Note on the Pre-Raphaelite Brotherhood

Disclaimer: I do not own any of the following images!!

“The Black Brunswicker” (1860) by John Everett Millais

“Isabella and the Pot of Basil” (1868) by William Holman Hunt

“Found” (1865–1869, unfinished) by Dante Gabriel Rossetti

One of my more recent obsessions is with the artists know as the Pre-Raphaelite Brotherhood, it’s most famous members being John Everett Millais, William Holman Hunt, and Dante Gabriel Rossetti.

Like many of my obsessions, the Pre-Raphaelites have been floating around the periphery of my awareness for some time, perhaps years. My interest was peaked only recently (this spring) by the Legion of Honor‘s stunning exhibit “The Cult of Beauty: The Victorian Avant-Garde 1860 – 1900,” featuring works by not only the Pre-Raphaelites but also their contemporaries, students, and successors (including William Morris, James Abbott McNeill Whistler, Oscar Wilde, Aubrey Beardsley, etc.). This exhibit picked up the threads of some other interests of mine, such as Charles Dickens’s companion and fellow writer Wilkie Collins (The Moonstone, The Woman in White, etc.). The exhibit also inspired me to dig deeper into the lives of these eccentric Victorian “Renaissance” men!
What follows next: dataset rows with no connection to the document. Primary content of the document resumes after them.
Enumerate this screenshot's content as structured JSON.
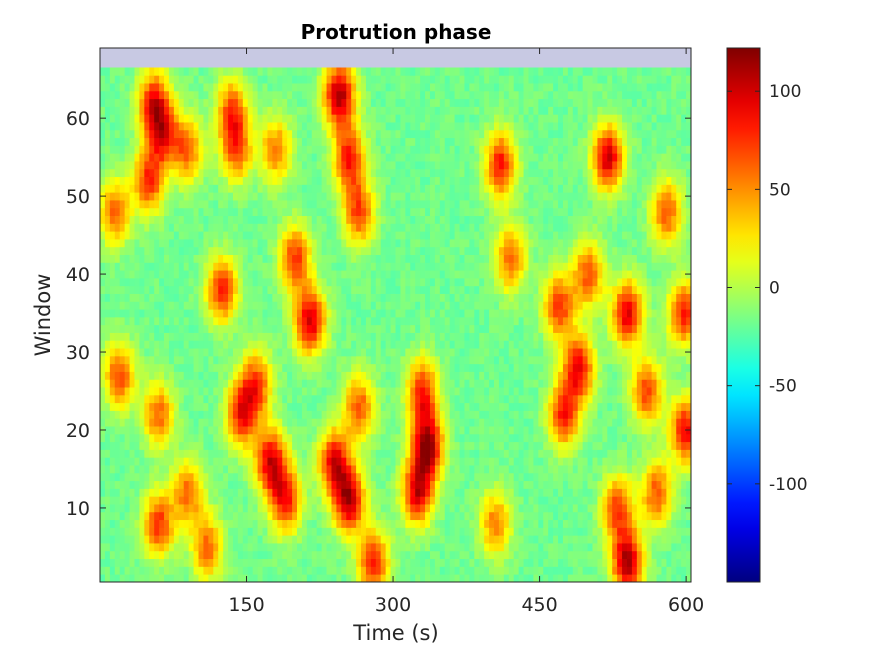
{
  "chart_data": {
    "type": "heatmap",
    "title": "Protrution phase",
    "xlabel": "Time (s)",
    "ylabel": "Window",
    "xlim": [
      0,
      605
    ],
    "ylim": [
      0.5,
      69
    ],
    "xticks": [
      150,
      300,
      450,
      600
    ],
    "yticks": [
      10,
      20,
      30,
      40,
      50,
      60
    ],
    "clim": [
      -150,
      122
    ],
    "colorbar_ticks": [
      100,
      50,
      0,
      -50,
      -100
    ],
    "colormap": "jet",
    "grid": false,
    "colors": {
      "background": "#ffffff",
      "missing_rows": "#c8c9e3",
      "axis": "#262626"
    },
    "rows": 66,
    "cols": 120,
    "value_range_observed": [
      -30,
      120
    ],
    "hotspots": [
      {
        "x": 55,
        "y": 62,
        "value": 80
      },
      {
        "x": 65,
        "y": 58,
        "value": 70
      },
      {
        "x": 50,
        "y": 52,
        "value": 75
      },
      {
        "x": 90,
        "y": 56,
        "value": 60
      },
      {
        "x": 135,
        "y": 61,
        "value": 65
      },
      {
        "x": 140,
        "y": 56,
        "value": 60
      },
      {
        "x": 180,
        "y": 56,
        "value": 55
      },
      {
        "x": 245,
        "y": 63,
        "value": 110
      },
      {
        "x": 255,
        "y": 55,
        "value": 80
      },
      {
        "x": 265,
        "y": 48,
        "value": 70
      },
      {
        "x": 15,
        "y": 48,
        "value": 60
      },
      {
        "x": 125,
        "y": 38,
        "value": 80
      },
      {
        "x": 200,
        "y": 42,
        "value": 75
      },
      {
        "x": 215,
        "y": 34,
        "value": 100
      },
      {
        "x": 410,
        "y": 54,
        "value": 85
      },
      {
        "x": 420,
        "y": 42,
        "value": 60
      },
      {
        "x": 520,
        "y": 55,
        "value": 100
      },
      {
        "x": 580,
        "y": 48,
        "value": 65
      },
      {
        "x": 470,
        "y": 36,
        "value": 75
      },
      {
        "x": 490,
        "y": 28,
        "value": 90
      },
      {
        "x": 475,
        "y": 22,
        "value": 80
      },
      {
        "x": 500,
        "y": 40,
        "value": 65
      },
      {
        "x": 540,
        "y": 35,
        "value": 95
      },
      {
        "x": 560,
        "y": 25,
        "value": 70
      },
      {
        "x": 20,
        "y": 27,
        "value": 70
      },
      {
        "x": 60,
        "y": 22,
        "value": 60
      },
      {
        "x": 145,
        "y": 22,
        "value": 80
      },
      {
        "x": 160,
        "y": 26,
        "value": 70
      },
      {
        "x": 175,
        "y": 16,
        "value": 95
      },
      {
        "x": 190,
        "y": 11,
        "value": 80
      },
      {
        "x": 240,
        "y": 16,
        "value": 90
      },
      {
        "x": 255,
        "y": 11,
        "value": 105
      },
      {
        "x": 265,
        "y": 23,
        "value": 65
      },
      {
        "x": 335,
        "y": 18,
        "value": 115
      },
      {
        "x": 325,
        "y": 12,
        "value": 95
      },
      {
        "x": 330,
        "y": 25,
        "value": 80
      },
      {
        "x": 60,
        "y": 8,
        "value": 75
      },
      {
        "x": 90,
        "y": 12,
        "value": 60
      },
      {
        "x": 110,
        "y": 5,
        "value": 60
      },
      {
        "x": 280,
        "y": 3,
        "value": 80
      },
      {
        "x": 405,
        "y": 8,
        "value": 55
      },
      {
        "x": 540,
        "y": 3,
        "value": 110
      },
      {
        "x": 530,
        "y": 10,
        "value": 70
      },
      {
        "x": 570,
        "y": 12,
        "value": 65
      },
      {
        "x": 600,
        "y": 20,
        "value": 90
      },
      {
        "x": 598,
        "y": 35,
        "value": 80
      }
    ]
  }
}
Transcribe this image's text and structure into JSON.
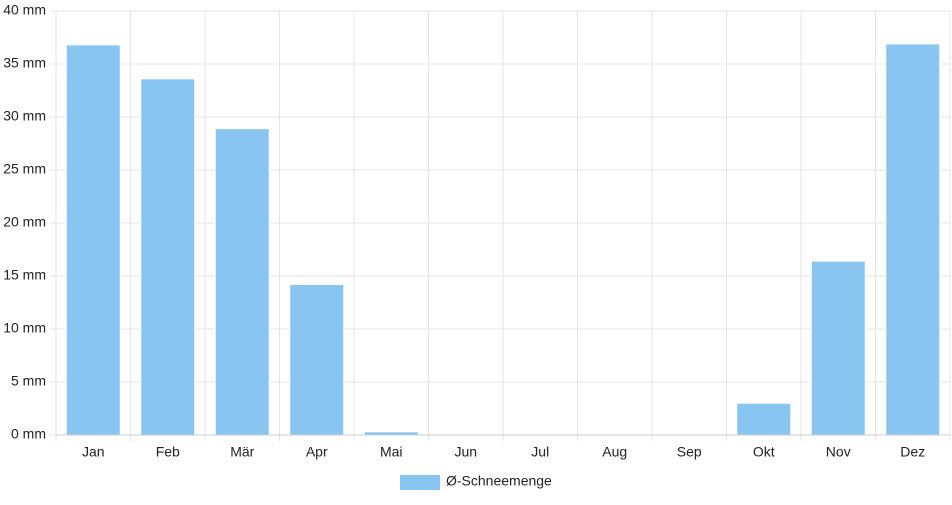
{
  "chart_data": {
    "type": "bar",
    "categories": [
      "Jan",
      "Feb",
      "Mär",
      "Apr",
      "Mai",
      "Jun",
      "Jul",
      "Aug",
      "Sep",
      "Okt",
      "Nov",
      "Dez"
    ],
    "series": [
      {
        "name": "Ø-Schneemenge",
        "color": "#88c6f1",
        "values": [
          36.8,
          33.6,
          28.9,
          14.2,
          0.3,
          0,
          0,
          0,
          0,
          3.0,
          16.4,
          36.9
        ]
      }
    ],
    "ylim": [
      0,
      40
    ],
    "yticks": [
      {
        "value": 0,
        "label": "0 mm"
      },
      {
        "value": 5,
        "label": "5 mm"
      },
      {
        "value": 10,
        "label": "10 mm"
      },
      {
        "value": 15,
        "label": "15 mm"
      },
      {
        "value": 20,
        "label": "20 mm"
      },
      {
        "value": 25,
        "label": "25 mm"
      },
      {
        "value": 30,
        "label": "30 mm"
      },
      {
        "value": 35,
        "label": "35 mm"
      },
      {
        "value": 40,
        "label": "40 mm"
      }
    ],
    "grid": true,
    "legend": "bottom"
  }
}
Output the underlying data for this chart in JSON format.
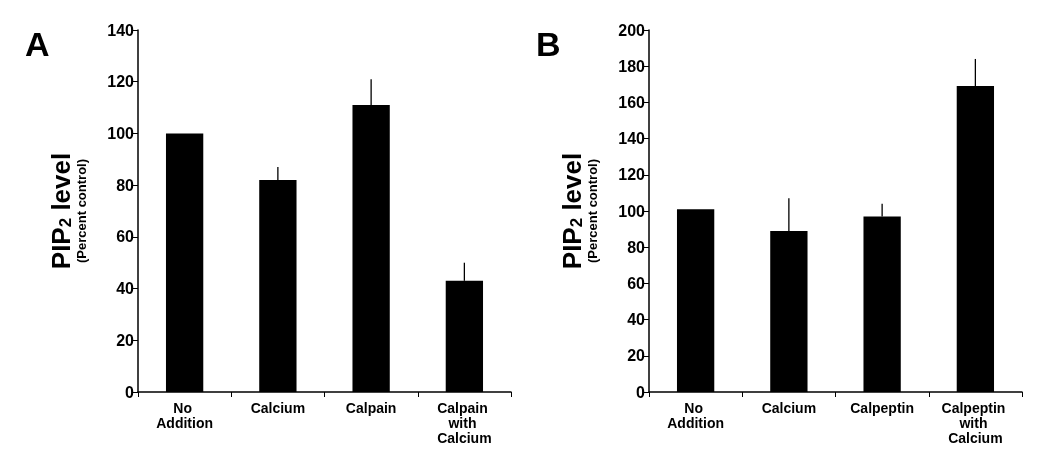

An easy way to learn more about the Pre-Raphaelites is through the BBC six-part series Desperate Romantics (2009), featuring a cast of lovely men and women (Aidan Turner, Rafe Spall, and Amy Manson to name a few) and gorgeous period costumes. While at times exuding a contemporary (as in 21st century) feel in the vein of Sofia Coppola’s Marie Antoinette (2006), the series is very painstakingly researched yet thoroughly enjoyable to watch. It’s a series I’m just itching to re-watch and show to all my friends.

Aidan Turner as Dante Gabriel Rossetti

Another wonderful way to enjoy the Pre-Raphaelites is through the online comic Pre-Raphernalia: The Pre-Raph Sketchbook Cartoons of Raine Szramski (preraphernalia.blogspot.com). This series is another painstakingly researched yet thoroughly enjoyable journey into the bizarre history of the Pre-Raphaelite Brotherhood, with plenty of cameos by Rossetti’s pet wombat named “Top.”

My most recent encounter with the Pre-Raphaelites is surprisingly through the British footwear brand Dr. Martens. Dr. Martens has teamed up with Liberty of London to create shoes and purses featuring William Morris’s celebrated “Strawberry Thief” textile design. My birthday’s coming up, so I’m hoping to get my paws on one of these timeless purses!